OPEC’s oil supply-cutting deal with non-OPEC producers such as Russia has helped to clear a global oil supply glut and boost prices. The agreement is due to expire at the end of 2018.
OPEC officials from Saudi Arabia, the UAE and Russia along with few other producers in the pact are due to meet in Saudi Arabia on May 22-23 as part of a monthly meeting for the Joint Technical Committee which monitors the oil market.
Saudi Arabia, the world’s largest oil exporter and top OPEC producer, is concerned about any negative impact from the potential oil supply shortage for oil-consuming countries, the OPEC source said.
But Saudi Arabia has enough oil production capacity - currently at 12 million barrels per day (bpd) — to maintain oil market stability, the OPEC source also said.
Iran produces about 3.8 million bpd. Since the Iran nuclear deal went into effect, its exports have risen to about 2.5 million bpd, from less than 1 million bpd. A majority goes to Asia, with Europe receiving about 600,000 bpd.
Analysts now expect Iran’s supplies to fall by between 200,000 bpd and 1 million bpd, depending on how many other countries fall in line with Washington.
Expectations that new U.S. sanctions could hit Iranian crude exports and feed tensions in the Middle East had pushed oil prices higher in the past few weeks.
Brent crude was trading about $77 at a 3-1/2 year high on Wednesday, raising concerns that prices were going too high too fast. [O/R]
Trump accused OPEC last month of “artificially” boosting oil prices in a message on Twitter, the first time he has mentioned OPEC on social media.
His tweet was seen by OPEC sources as the U.S. president’s way to appease a domestic audience unhappy about a rise in gasoline prices.
A key U.S. ally, Saudi Arabia welcomed Trump’s decision to withdraw from the nuclear agreement with Iran and to reimpose economic sanctions.
Riyadh also said it would work with OPEC and non-OPEC to lessen the impact of oil shortages in a clear indication that the country has been coordinating with Washington ahead of time, sources familiar with the matter said.
“You need to work with your partners in dealing with any potential effect on supply,” the OPEC source said.
“But it should be done in a collective coordinated way and that can only happen when you start to be able to assess what would be the impact.”
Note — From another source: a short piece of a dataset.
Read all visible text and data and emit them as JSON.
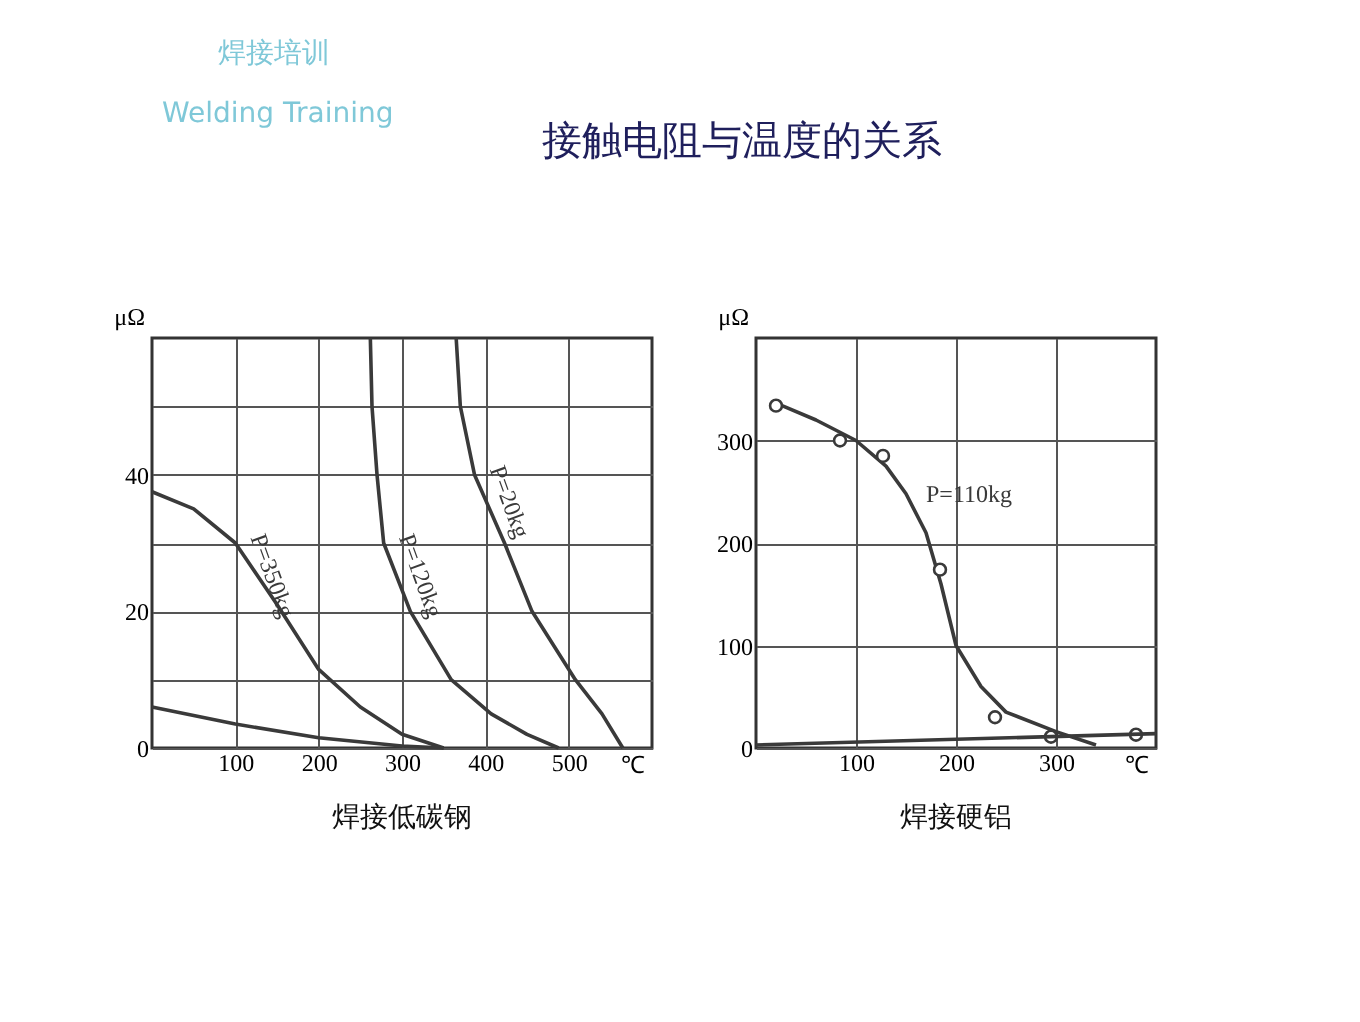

OPEC and non-OPEC meet next in June and they are widely expected to keep supply curbs in place until the end of 2018.
But a drop in Iranian exports due to U.S. sanctions, plus supply disruptions in other OPEC members, such as Venezuela, could reduce supply more than planned, leading to a potential price spike.
But the OPEC source said a rise in prices due to the market’s worries about supply should not be the parameter for OPEC to adjust output.
The OPEC source said any decision in June to raise output “should be driven by a potential physical shortage or reduction in production from any oil supply source not only Iran.”
“You only handle (output) when you have a semi-clear idea of what would be the potential impact. It is too early now to do that,” the source said.
He also said Saudi Arabia does not expect any physical impact on the oil market from the U.S. Iran sanctions until the third or fourth quarter of this year.
OPEC’s objective its still to reduce global oil inventories to an acceptable level and any adjustment in production targets should be done in a coordinated way, the OPEC source said.
“This way you do not disrupt a mechanism that we have worked hard to put together and to sustain just to address a short-term issue,” the source said.